Judd Apatow acredita que os americanos precisam “pensar a longo prazo, envolver-se e fazer sacrifícios” para sobreviver ao estado turbulento do mundo.
O diretor, no Festival de Cinema de Sundance para o documentário “Paralisado pela Esperança: A História de Maria Bamford”, elaborou o sentimento que compartilhou durante sua apresentação no Globo de Ouro no início deste mês, onde disse aos telespectadores que o país está “em uma ditadura agora”.
“Não tenho certeza se posso resolver todos os problemas do mundo agora”, ele disse no Variety Studio apresentado pela Audible. “Mas todos têm de se envolver e acordar e procurar formas de ser positivos e defender o que este país realmente representa.

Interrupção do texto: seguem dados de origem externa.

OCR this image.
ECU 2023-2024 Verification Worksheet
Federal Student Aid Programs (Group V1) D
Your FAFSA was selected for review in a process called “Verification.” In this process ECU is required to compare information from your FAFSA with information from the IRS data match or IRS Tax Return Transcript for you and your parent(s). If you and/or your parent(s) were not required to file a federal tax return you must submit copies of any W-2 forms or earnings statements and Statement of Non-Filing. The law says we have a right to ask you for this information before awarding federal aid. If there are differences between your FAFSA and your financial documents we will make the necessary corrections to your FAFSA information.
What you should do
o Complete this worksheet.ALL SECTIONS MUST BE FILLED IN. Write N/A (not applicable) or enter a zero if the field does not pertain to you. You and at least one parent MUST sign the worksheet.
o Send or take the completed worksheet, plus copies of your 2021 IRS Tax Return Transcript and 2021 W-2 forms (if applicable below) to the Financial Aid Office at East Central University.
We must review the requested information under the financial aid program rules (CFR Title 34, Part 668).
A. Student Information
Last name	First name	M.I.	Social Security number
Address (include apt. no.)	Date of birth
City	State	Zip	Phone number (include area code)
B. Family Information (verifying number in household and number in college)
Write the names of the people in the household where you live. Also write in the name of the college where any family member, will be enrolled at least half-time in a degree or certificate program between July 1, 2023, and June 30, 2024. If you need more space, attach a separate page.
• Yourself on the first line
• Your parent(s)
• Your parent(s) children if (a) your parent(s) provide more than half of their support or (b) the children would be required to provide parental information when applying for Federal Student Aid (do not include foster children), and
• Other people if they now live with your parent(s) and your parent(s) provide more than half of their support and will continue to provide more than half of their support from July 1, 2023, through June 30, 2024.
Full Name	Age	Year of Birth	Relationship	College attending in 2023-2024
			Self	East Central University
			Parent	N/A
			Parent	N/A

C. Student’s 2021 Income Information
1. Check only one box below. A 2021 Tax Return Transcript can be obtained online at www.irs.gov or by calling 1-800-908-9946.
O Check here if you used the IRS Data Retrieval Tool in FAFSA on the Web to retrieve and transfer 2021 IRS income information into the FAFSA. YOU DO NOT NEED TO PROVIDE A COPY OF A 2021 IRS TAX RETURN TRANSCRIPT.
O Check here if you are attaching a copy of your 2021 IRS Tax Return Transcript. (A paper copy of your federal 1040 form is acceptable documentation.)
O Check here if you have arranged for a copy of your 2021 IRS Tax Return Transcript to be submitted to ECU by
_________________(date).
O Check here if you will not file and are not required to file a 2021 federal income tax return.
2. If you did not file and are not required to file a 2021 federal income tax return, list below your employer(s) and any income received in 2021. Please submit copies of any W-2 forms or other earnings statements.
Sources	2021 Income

O que está a acontecer neste momento é completamente hediondo e vai contra todos os valores do país.”
Apatow está aludindo ao agente da Imigração e Alfândega dos EUA que matou a tiros uma cidadã americana, Renee Good, em Minneapolis, em 7 de janeiro, bem como aos ataques do ICE que têm proliferado por todo o país.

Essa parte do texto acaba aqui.